Downloading data from a Google Spreadsheet is usually as easy as clicking File->Download->CSV
But sometimes you need to automate the download.
If you have editing access to the file, you can do this by publishing a CSV version of the file (File→Share→Publish to the web)
If you don’t have editing access, you can still access the data on public documents by using a URL like this:
https://docs.google.com/spreadsheets/d/KEY/export?format=csv
The KEY in the URL above would be a long alphanumeric string that looks something like this:
1ZpX_twP8sFBOAU6t--Vvh1pWMYSvs60UXINuD5n-K08
Replace the word ‘KEY’ with the matching alphanumeric key string that you find in the URL for a spreadsheet.
For example, this is the URL for a public spreadsheet with loadshedding data for South Africa. The KEY is the portion in bold:
https://docs.google.com/spreadsheets/d/1ZpX_twP8sFBOAU6t--Vvh1pWMYSvs60UXINuD5n-K08/edit#gid=863218371
To construct the CSV URL, remove everything after the forward-slash that follows the KEY and replace it with export?format=csv
The new URL will look like:
https://docs.google.com/spreadsheets/d/1ZpX_twP8sFBOAU6t--Vvh1pWMYSvs60UXINuD5n-K08/export?format=csv
If you open this URL you will have a CSV-format file downloaded to your computer.

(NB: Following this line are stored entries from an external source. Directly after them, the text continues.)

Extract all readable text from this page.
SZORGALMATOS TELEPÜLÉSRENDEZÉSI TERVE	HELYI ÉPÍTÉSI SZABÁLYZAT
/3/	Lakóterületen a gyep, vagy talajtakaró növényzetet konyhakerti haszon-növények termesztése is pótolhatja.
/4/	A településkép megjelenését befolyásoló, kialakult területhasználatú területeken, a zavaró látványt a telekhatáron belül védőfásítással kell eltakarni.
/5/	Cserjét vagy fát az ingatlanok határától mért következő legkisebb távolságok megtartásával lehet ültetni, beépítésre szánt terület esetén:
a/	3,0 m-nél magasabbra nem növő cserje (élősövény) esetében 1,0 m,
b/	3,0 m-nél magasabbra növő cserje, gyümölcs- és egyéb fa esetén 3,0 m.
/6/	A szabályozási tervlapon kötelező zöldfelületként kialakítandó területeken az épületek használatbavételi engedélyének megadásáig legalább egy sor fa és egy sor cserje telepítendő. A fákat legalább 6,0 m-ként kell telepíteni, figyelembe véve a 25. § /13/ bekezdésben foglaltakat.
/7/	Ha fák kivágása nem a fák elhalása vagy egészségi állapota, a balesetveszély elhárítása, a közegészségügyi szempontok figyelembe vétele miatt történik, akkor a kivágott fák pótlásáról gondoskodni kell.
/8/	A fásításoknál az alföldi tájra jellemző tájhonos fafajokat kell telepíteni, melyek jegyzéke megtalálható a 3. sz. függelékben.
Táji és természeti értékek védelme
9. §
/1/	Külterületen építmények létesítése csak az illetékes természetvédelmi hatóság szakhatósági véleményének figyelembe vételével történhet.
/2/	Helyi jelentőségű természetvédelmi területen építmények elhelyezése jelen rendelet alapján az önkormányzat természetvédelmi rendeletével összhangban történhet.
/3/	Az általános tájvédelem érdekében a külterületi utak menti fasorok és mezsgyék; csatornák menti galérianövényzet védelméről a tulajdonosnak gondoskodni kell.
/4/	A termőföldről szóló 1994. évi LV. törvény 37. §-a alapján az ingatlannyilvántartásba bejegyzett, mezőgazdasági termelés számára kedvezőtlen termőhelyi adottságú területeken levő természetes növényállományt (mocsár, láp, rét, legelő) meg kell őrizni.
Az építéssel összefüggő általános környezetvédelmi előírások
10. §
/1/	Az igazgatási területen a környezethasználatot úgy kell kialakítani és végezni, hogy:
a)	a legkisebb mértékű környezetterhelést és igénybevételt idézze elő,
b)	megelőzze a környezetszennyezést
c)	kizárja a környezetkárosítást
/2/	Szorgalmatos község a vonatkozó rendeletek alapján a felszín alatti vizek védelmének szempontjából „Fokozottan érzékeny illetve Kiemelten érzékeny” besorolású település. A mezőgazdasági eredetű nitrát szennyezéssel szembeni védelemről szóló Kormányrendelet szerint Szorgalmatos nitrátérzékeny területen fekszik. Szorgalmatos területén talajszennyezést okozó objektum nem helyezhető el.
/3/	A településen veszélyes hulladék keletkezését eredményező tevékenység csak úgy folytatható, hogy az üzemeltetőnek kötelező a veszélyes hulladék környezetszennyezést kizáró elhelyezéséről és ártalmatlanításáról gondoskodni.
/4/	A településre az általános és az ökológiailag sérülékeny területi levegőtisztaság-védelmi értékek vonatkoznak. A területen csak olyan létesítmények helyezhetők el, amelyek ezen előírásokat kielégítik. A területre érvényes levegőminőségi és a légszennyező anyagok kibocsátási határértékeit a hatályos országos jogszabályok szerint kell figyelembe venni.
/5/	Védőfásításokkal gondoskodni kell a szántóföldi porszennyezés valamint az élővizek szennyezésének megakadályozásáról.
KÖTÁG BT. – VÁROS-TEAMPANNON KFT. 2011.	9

Note: The spreadsheet URL used in the example above is for the Eskom Se Push loadshedding dataset. (Loadshedding is the South African term for rolling blackouts, which have been in effect since 2014.) We use this technique to download a daily copy of the data into DataDesk, which we then publish as in both CSV and JSON format. The end result is the loadshedding calendar we publish on The Outlier.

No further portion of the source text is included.